Светлый фон

– Смотри, отец! – сурово сказал он, – если ты вздумаешь говорить против меня, когда к тебе придет Михо Дзнеладзе, то вспомни сперва, что у меня ружье хорошо стреляет. Ты человек бедный, и у тебя дети. Нехорошо им остаться сиротами.

Батюшка, после этих слов, как только увидал Дзнеладзе, замахал на него руками, прежде чем тот успел открыть рот:

– Убирайся от меня и с Ниной своей, и с Фидо своим!.. Когда столкуетесь, приходите, – я их перевенчаю, а до тех пор знать не хочу ваших дел!

Все старухи селения тоже оказались на стороне Фидо: по их мнению, завет умирающей – дело ненарушимое, как сама судьба.

– А вот я ее обвенчаю завтра же с каким-нибудь молодцом, так и узнаете вы, какое оно ненарушимое!.. – озлился Михо, – Венчай, но, если она обещана Фидо, то рано или поздно рук его не минует: их судьба связала.

До самого Тифлиса ездил Дзнеладзе за советами, пытая старых, мудрых, сведущих в обычаях людей, и везде слышал одно и то же; судьба… судьба… судьба!

– Да что ты упрямишься? – убеждали его некоторые, – какого тебе жениха нужно? Мы Фидо знаем: не молод, но богат, честен, удалец. Чего еще хочешь? Разве девка уж так сильно не хочет идти за него?

– Нет, девка ничего, согласна… - смущался Михо, – задарил ее, шайтан, побрякушками да ленточками… Нам со старухой жалко её молодости!

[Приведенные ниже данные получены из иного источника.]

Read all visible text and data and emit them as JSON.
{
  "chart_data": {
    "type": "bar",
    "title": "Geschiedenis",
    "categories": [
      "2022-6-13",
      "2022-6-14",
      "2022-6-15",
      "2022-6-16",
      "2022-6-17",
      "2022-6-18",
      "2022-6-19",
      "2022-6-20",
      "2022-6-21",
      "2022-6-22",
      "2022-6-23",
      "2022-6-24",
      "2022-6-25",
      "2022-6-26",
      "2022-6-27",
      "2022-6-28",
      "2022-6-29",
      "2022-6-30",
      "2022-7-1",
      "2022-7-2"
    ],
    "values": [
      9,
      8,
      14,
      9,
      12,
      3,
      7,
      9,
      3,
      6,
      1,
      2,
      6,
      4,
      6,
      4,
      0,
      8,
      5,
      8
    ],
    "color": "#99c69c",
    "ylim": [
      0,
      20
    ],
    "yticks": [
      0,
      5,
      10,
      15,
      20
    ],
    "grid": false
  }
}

Кончилось, конечно, тем, что Фидо и Ницу обвенчали. Четырнадцатилетний ребенок стала женщиной. Фидо души не чаял в жене, но, как у большинства людей, видевших горе, испытавших жестокие потери в жизни, любовь его была сдержанною, затаенною и немножко мрачною. Он не совсем верил своему счастью и часто по целым часам сидел с суровым лицом, обдумывая, довольно несвоевременно: хорошо ли поступил он, настояв на своем из упрямства и под обаянием поздним огнем вспыхнувшей старческой страсти? Может ли любить его Нина, будет ли ему верна?

Фидо, поражался тем, что Нина, резвая и веселая в родной сакле, в его доме стала вялою, побледнела, посмирнела, никогда не веселится и слишком много спит.

– Скучно ей со мною! – думал подозрительный старик и шел к тестю за советом, чем бы развеселить Нину? Но Михо, слушая зятя, только мычал неопределенно, сосал трубку, да поплевывал перед собою. Не мог же он сказать Фидо, как хотел бы:

– Поди, брат, вон на ту гору, где чернеют за церковью кресты, выкопай яму поглубже, ляг в нее и вели себя засыпать. Годика через два мы найдем твоей вдове хорошего молодого жениха, – с твоим состоянием ее кто хочешь возьмет! – и тогда она, ручаюсь, повеселеет!

Когда у Нины родился сын, молодая мать возилась с ним, как с игрушкой. Пеленать его, баюкать было для нее большим удовольствием и развлечением. Однажды, вздумав позабавить малютку, она вытащила для него из сундука свои детские куклы и… Фидо, войдя в саклю, застал ребенка-жену с жаром и увлечением играющей в эти куклы, между тем как некормленный младенец посинел от крика в своей позабытой люльке. Когда Фидо прикрикнул на Нину, она не поняла, за что на нее сердятся, и со страхом посмотрела на мужа своими большими кроткими глазами.